A research team recently drilled a rock of the Chicxulub Crater, the place where an asteroid crashed 66M years ago. Drilling the rock from the core of the crater displays test models of the uncommon jello-sort of the behavior of the bedrock at the time of impact. But it has some sedimentary rocks on top of it which were developed after sometime post the collision.
Investigators who have searched any other place pointed that the recovery of the life was more slowly in the North Atlantic and the Gulf of Mexico, compared to other ocean basins. It, in general, took approximately 300K years. One theory to justify this claim is that the concentrations of toxic materials are high in the area which is near to the crater because of the impact due to the collision.

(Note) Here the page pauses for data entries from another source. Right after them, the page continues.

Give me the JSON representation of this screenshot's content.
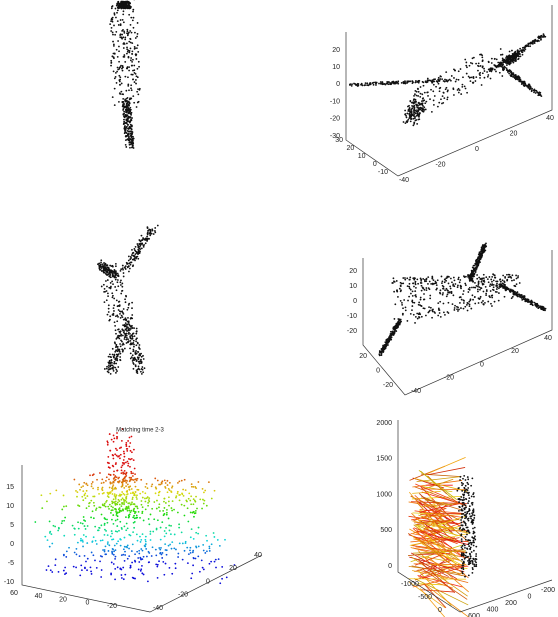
{
  "figure": {
    "axes": [
      {
        "zticks": [
          20,
          10,
          0,
          -10,
          -20,
          -30
        ],
        "yticks": [
          30,
          20,
          10,
          0,
          -10
        ],
        "xticks": [
          -40,
          -20,
          0,
          20,
          40
        ]
      },
      {
        "zticks": [
          20,
          10,
          0,
          -10,
          -20
        ],
        "yticks": [
          20,
          0,
          -20
        ],
        "xticks": [
          -40,
          -20,
          0,
          20,
          40
        ]
      },
      {
        "title": "Matching time 2-3",
        "zticks": [
          15,
          10,
          5,
          0,
          -5,
          -10
        ],
        "yticks": [
          60,
          40,
          20,
          0,
          -20
        ],
        "xticks": [
          -40,
          -20,
          0,
          20,
          40
        ]
      },
      {
        "zticks": [
          2000,
          1500,
          1000,
          500,
          0
        ],
        "yticks": [
          -1000,
          -500,
          0
        ],
        "xticks": [
          600,
          400,
          200,
          0,
          -200
        ]
      }
    ]
  }
}
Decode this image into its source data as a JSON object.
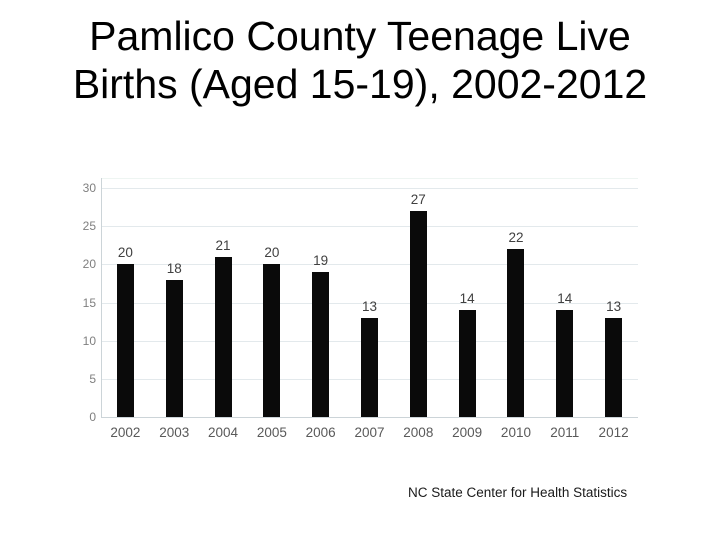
{
  "slide": {
    "title_line1": "Pamlico County Teenage Live",
    "title_line2": "Births (Aged 15-19), 2002-2012",
    "footer": "NC State Center for Health Statistics"
  },
  "colors": {
    "bar": "#0a0a0a",
    "gridline": "#e3e9ec",
    "plot_top_border": "#eef5f2",
    "axis_line": "#ccd4d8",
    "value_label": "#404040",
    "x_label": "#595959",
    "y_label": "#7f7f7f",
    "title": "#000000",
    "footer_text": "#1a1a1a"
  },
  "chart_data": {
    "type": "bar",
    "categories": [
      "2002",
      "2003",
      "2004",
      "2005",
      "2006",
      "2007",
      "2008",
      "2009",
      "2010",
      "2011",
      "2012"
    ],
    "values": [
      20,
      18,
      21,
      20,
      19,
      13,
      27,
      14,
      22,
      14,
      13
    ],
    "title": "",
    "xlabel": "",
    "ylabel": "",
    "ylim": [
      0,
      30
    ],
    "yticks": [
      0,
      5,
      10,
      15,
      20,
      25,
      30
    ],
    "grid": true,
    "legend": "none",
    "data_labels": true,
    "bar_color": "#0a0a0a"
  }
}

If by any chance the theory would be true, so in that case, the chance of life was lowest near the core. But this is not what the team of researchers led by Austin Christopher Lowery from the University of Texas discovered while they were analyzing rocks which were recorded during the first few years after the vent of asteroid collision.
As per the finding of this research, “If life restarts faster at ground zero than it would have been slowest at the farthest point. However, the investigators said that the variability at the beginning of life formation differs in different places and is major due to the complex elements of ecosystems.”